Core Impact allows testers to efficiently re-test Network and Web assets that have previously been identified as vulnerable. Because the remediation responsibilities usually fall on a different team, Remediation Validation is an important step for penetration testers. Core Impact's Remediation Validation test results will be output to a report, comparing new results with original results. In many cases, the Remediation Validator supports agent redeployment and remediation on testing scenarios where OS agents, WebApps agents, and Network SQL agents are used together to detect vulnerabilities.

In the below illustration, Host C is compromised as Core Impact is able to leverage vulnerabilities in Hosts A and B. When performing Remediation Validation on this scenario, Core Impact will attempt to recreate the same attack path and redeploy the same agents in order to determine if the vulnerabilities have been remediated.

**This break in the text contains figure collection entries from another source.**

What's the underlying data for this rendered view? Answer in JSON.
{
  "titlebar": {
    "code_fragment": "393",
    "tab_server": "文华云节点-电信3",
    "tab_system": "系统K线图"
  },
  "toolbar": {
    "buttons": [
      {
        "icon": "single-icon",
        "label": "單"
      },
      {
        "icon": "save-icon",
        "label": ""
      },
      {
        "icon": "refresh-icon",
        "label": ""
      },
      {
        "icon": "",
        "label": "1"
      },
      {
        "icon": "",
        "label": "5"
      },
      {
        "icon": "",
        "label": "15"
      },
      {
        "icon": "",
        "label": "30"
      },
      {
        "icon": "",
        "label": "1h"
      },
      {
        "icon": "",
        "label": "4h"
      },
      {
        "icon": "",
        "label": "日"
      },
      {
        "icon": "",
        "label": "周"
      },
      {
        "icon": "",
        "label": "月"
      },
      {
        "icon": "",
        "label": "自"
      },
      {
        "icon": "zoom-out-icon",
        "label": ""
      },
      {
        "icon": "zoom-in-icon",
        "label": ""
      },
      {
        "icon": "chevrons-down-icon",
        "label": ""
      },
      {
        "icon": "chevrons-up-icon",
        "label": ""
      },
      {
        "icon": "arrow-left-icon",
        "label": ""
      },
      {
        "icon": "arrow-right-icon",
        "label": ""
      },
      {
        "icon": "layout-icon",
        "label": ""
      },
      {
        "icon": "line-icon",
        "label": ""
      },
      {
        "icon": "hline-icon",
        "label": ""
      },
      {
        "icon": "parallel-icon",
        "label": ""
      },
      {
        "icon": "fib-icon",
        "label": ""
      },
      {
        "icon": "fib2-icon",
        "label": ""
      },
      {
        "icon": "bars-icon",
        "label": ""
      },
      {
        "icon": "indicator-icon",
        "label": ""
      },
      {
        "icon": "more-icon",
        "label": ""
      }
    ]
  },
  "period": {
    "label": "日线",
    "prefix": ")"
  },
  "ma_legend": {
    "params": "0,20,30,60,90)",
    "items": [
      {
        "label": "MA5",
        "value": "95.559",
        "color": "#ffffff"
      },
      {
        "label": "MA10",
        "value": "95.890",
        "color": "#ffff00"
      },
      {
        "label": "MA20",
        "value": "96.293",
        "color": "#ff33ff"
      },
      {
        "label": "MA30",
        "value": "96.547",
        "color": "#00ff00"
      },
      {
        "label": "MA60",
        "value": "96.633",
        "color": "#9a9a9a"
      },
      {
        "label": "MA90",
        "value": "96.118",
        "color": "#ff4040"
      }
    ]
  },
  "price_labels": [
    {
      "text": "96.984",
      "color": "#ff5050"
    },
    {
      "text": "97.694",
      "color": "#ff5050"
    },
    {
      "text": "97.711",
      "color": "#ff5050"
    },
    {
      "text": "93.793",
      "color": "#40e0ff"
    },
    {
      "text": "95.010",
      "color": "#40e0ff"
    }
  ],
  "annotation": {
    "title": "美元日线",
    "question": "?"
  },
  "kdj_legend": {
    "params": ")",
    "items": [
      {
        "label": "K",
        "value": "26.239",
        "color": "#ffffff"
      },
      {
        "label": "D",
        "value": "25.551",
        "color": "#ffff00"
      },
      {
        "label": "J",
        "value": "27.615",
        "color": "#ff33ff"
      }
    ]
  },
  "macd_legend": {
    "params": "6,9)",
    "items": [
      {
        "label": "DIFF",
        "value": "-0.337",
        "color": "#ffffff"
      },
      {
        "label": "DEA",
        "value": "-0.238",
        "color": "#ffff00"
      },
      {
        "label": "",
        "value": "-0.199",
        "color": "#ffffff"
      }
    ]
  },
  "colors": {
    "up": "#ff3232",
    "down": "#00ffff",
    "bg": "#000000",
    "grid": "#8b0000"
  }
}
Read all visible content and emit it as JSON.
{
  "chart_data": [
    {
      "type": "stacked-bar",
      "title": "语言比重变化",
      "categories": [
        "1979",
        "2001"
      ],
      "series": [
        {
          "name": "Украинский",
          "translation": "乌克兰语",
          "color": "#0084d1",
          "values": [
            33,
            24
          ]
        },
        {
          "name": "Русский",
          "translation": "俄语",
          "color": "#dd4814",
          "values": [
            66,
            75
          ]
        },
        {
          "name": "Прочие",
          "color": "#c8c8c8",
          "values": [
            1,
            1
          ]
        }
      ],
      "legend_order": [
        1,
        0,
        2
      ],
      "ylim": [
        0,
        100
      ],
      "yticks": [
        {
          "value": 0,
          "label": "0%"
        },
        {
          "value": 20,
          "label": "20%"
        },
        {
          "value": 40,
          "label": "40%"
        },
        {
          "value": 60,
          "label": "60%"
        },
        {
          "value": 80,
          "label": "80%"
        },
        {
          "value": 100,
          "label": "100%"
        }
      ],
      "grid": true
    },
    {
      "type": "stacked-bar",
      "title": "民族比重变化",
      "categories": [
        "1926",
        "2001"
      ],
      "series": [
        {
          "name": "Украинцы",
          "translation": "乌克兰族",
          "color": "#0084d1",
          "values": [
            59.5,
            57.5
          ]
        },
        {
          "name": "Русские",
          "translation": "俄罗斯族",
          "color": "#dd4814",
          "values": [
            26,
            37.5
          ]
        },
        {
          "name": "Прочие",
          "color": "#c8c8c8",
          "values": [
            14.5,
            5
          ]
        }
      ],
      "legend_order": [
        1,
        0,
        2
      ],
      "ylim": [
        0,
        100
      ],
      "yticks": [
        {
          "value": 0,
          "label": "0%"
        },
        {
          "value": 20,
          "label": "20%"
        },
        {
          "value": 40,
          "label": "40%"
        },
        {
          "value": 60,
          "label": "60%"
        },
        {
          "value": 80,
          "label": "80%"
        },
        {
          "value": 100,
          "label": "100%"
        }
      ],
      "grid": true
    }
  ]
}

Using Core Impact, testers have several methods of initiating a Remediation Validation test:

  • From within a Workspace: Network and WebApps RPTs provide One-step Remediation Validation tests. Jump to those sections to learn more.
  • From the Dashboard:
    1. From the Core Impact dashboard, click the Remediation Validation button. The Remediation Validation wizard will open.

    2. Select a Workspace in which you want the validation to occur, select whether you would like results for Network, Web applications, or both, then click Next.

      Workspace Selection

      Update Notifier in System Tray

    3. Check the Consider vulnerabilities as solved if original attack path cannot be reproduced option if you want the test to mark vulnerabilities as "solved" (and not "indeterminate") if the original attack path cannot be used. Then click Next.

      Remediation Validation Options

      Update Notifier in System Tray

    4. Select the report(s) that you would like Core Impact to generate and select a local folder where the report(s) should be saved. Then click Next.

      Reporting Configuration

      Update Notifier in System Tray

    5. Select the report format that you would like. Then click Next.

      Update Notifier in System Tray

    6. If you would like to receive the reports via email, check the Core Impact option and complete the remainder of the form. Then click Finish.

      Reporting Configuration

      Update Notifier in System Tray

       

    The targeted workspace will open and the Remediation Test will automatically run. You can then check the Module Output for status and completion information.